Seharusnya aku tidak perlu terbawa-bawa suasana, sebab tidak sekali ini Pak Rahmadi membeberkan masalah asing semacam ini. Dua bulan yang lalu, beliau juga pernah memberikan dakwah 'nyeleneh' yang mengharuskan para murid agar membawa parang sendiri. Tujuannya bukan untuk akting tawuran sekolah, tapi untuk 'basiang' atau membersihkan rumput di halaman sekolah. Beliau seolah tak peduli akan resiko yang mungkin akan kami peroleh bila membawa parang di jalan raya. Mata beliau beda dengan mata polisi. Di mata beliau, tujuan parang guna bersih-bersih, sedangkan di mata polisi, parang adalah senjata tajam. Wajib kena razia. Selain itu, di mata Pak Rahmadi, melihat parang, ya, memang parang, tapi kalau di mata polisi, melihat parang, sama dengan melihat duit.

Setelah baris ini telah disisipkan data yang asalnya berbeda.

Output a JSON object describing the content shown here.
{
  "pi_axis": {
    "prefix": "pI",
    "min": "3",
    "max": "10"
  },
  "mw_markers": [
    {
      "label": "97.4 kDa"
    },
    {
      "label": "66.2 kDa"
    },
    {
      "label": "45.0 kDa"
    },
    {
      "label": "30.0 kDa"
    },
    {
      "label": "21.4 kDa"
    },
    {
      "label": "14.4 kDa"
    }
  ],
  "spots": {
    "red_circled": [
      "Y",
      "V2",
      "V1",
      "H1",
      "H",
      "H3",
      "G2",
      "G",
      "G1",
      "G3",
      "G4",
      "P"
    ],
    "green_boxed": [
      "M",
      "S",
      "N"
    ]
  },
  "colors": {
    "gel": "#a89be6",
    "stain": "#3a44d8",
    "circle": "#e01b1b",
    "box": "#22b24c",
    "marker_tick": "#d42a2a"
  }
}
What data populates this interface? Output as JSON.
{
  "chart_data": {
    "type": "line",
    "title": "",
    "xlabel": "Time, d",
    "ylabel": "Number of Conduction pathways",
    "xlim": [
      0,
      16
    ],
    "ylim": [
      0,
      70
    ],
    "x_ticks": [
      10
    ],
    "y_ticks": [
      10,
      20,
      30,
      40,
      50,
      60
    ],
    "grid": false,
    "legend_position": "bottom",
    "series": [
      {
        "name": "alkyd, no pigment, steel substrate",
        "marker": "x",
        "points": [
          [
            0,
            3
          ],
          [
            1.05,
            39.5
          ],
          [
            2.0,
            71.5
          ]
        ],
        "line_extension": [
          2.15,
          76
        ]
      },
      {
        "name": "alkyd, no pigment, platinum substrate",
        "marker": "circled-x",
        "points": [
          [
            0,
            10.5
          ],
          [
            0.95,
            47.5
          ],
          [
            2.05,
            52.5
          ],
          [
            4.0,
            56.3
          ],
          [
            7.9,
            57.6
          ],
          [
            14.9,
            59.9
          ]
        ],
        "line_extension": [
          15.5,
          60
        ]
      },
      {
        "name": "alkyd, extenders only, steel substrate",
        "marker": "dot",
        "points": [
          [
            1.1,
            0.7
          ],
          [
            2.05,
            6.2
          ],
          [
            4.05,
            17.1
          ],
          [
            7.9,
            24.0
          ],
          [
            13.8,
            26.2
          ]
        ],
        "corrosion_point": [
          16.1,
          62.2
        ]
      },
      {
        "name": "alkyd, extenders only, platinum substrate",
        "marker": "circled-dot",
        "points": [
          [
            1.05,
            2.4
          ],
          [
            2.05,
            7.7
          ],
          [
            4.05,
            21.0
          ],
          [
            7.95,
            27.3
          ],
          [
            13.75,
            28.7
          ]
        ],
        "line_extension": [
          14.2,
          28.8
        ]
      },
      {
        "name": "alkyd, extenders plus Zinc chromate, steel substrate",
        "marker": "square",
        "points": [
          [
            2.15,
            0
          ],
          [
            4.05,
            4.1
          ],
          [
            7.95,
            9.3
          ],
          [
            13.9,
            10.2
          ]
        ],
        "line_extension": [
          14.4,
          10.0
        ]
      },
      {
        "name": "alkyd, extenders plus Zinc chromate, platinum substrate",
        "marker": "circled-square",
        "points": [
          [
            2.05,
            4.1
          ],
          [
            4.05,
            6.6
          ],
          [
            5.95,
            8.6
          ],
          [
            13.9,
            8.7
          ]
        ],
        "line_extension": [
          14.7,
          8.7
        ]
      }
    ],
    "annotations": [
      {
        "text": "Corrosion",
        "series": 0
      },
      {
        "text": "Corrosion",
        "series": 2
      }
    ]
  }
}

Akhirnya, terpaksa jua kami menyarung parang di dalam tas. Jalan yang ditempuh pun bukanlah jalan raya, tapi jalan pintas melewati persawahan warga setempat.
Keanehan Pak Rahmadi memang telah terjadi berulang kali dan kami, para murid, selama ini selalu sabar menerima takdir. Namun, untuk kali ini, sepertinya tidak. Kami bukanlah sapi ditali hidung. Peraturan macam ini sangat tidak manusiawi. Mendapatkan uang dalam jumlah jutaan itu bukanlah perkara mudah. Orangtua kami bisa kehilangan tulang belakang.
"Bagaimana menurut kalian dengan peraturan baru di sekolah ini?" tanya Ajeng seraya menghempaskan dirinya ke kursi. Kami duduk saling berhadapan, bila dilihat dari atas, posisi kami seperti empat titik bangun persegi.
"Aku 'no comment' -dah," ujar Gaplek. "Kalau masalah itu dibuat soal pilihan ganda, misal, apa pilihan terbaik bagi Anda bila tak sanggup beli laptop? A, dikeluarkan, B, ditembak mati, C, jadi tukang pisang. Aku pilih C. Hidup segan, mati tak mau."
"Aku pilih D," Dimas lantas menyahut.
"D tidak ada dalam pilihan jawaban, Dim."
"Ada, Plek. D, salah semua," anak siluman itu terbahak, lalu disusul oleh Ajeng.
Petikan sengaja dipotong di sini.